Beyefendilik, hata yapmamak değildir. Hata yaptığında, yanlış olduğunu fark ederek, onu tamir edebilmektir. Etrafınıza dikkat ederek yaşayacaksınız. Paranoyaklık boyutunda değil. Hayatımın her tarafına da sirayet etmiştir.

Bu yarışmaya dahil olmanızın ardından sizi rahatsız edebilecek magazinsel tavırlar oldu mu?

Meyilim olsa, evet olabilirdi. Hatta bir kez bir ana haber bültenine katıldık. Kuliste yapılan çekimler sırasında partnerim Yeliz'in kıyafetindeki dekolteyi sordular. Ben de şakayla karışık, "Tasvip etmiyoruz" dedim. O çıktı bir tek. İlla böyle mi yapmak lazım? Bir yarışma var ve orada iyi performans gösteriyorsam bu değil midir asıl olan?.. Ben de bunu anlayamıyorum... Yok eğer diğer türlü yapacak olsaydım, ben bunu 15 sene önce de yapardım.

Yeliz Hanım ile çalışmak sizin tercihiniz miydi?

Hayır. Organizasyonun kararı.

Memnun muydunuz?

İlk dönemlerde biraz zorluk yaşadık. Birbirini tanımayan iki ayrı insan, bir takım oluşturuyor. Bu süreci bir yarışma esnasında yaşadık. O süreçte istenmeyen şeyler oldu, fakat onları da çözdük. Çözdüğümüz içindir ki, 5 hafta üst üste birinci olduk. Toplam 7 hafta birinciliğimiz var. İkincilik gibi çok değerli bir derece kazandık, sağ olsunlar.
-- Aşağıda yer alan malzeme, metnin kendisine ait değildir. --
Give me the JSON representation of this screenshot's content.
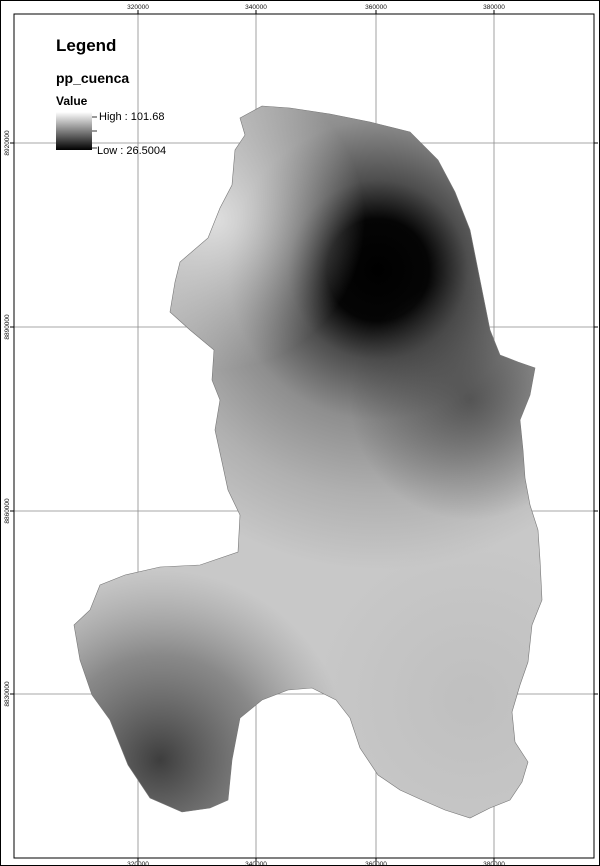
{
  "map": {
    "legend": {
      "title": "Legend",
      "layer_name": "pp_cuenca",
      "field_name": "Value",
      "high_label": "High : 101.68",
      "low_label": "Low : 26.5004",
      "high_value": 101.68,
      "low_value": 26.5004,
      "color_ramp": [
        "#ffffff",
        "#000000"
      ]
    },
    "x_ticks": [
      "320000",
      "340000",
      "360000",
      "380000"
    ],
    "y_ticks": [
      "8920000",
      "8890000",
      "8860000",
      "8830000"
    ],
    "raster_colors": {
      "dark_core": "#000000",
      "mid": "#9a9a9a",
      "light": "#d8d8d8",
      "southwest": "#4a4a4a"
    }
  }
}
Halk öyle seçmiş, SMS'ler belirlemiş!.. Öyle uygun görmüşler…

"YARIŞMANIN BİRİNCİSİ BENİM!"

Yarışma 1-2 hafta uzamış olsa sonuç farklı olabilir miydi?

Ben zaten bu yarışmanın birincisi olduğumu düşünüyorum. Türkiye'de herkes bunu konuştu. "Bravo Zuhal'e süperdi, birinci oldu" demiyor. Ben elimden geleni sonuna kadar yapabilecek bir insanım, yaptığımı düşünüyorum. Kontrol mekanizması bende olmayan şeyler konusunda yetkili insan değilim. Buna halk karar verdiyse, saygı duymak lazım. Başka bir şeyler de karar verdiyse ona da saygı duymak gerek... 100 insanın 85'i aynı şeyi söylüyorsa bunda da bir doğruluk payı vardır. Birinci benim, ben sadece 50 bin YTL almadım payıma düşen!.. 5 milyon insan kazandım... 50 YTL hemen biter, 5 milyon insan bitmez…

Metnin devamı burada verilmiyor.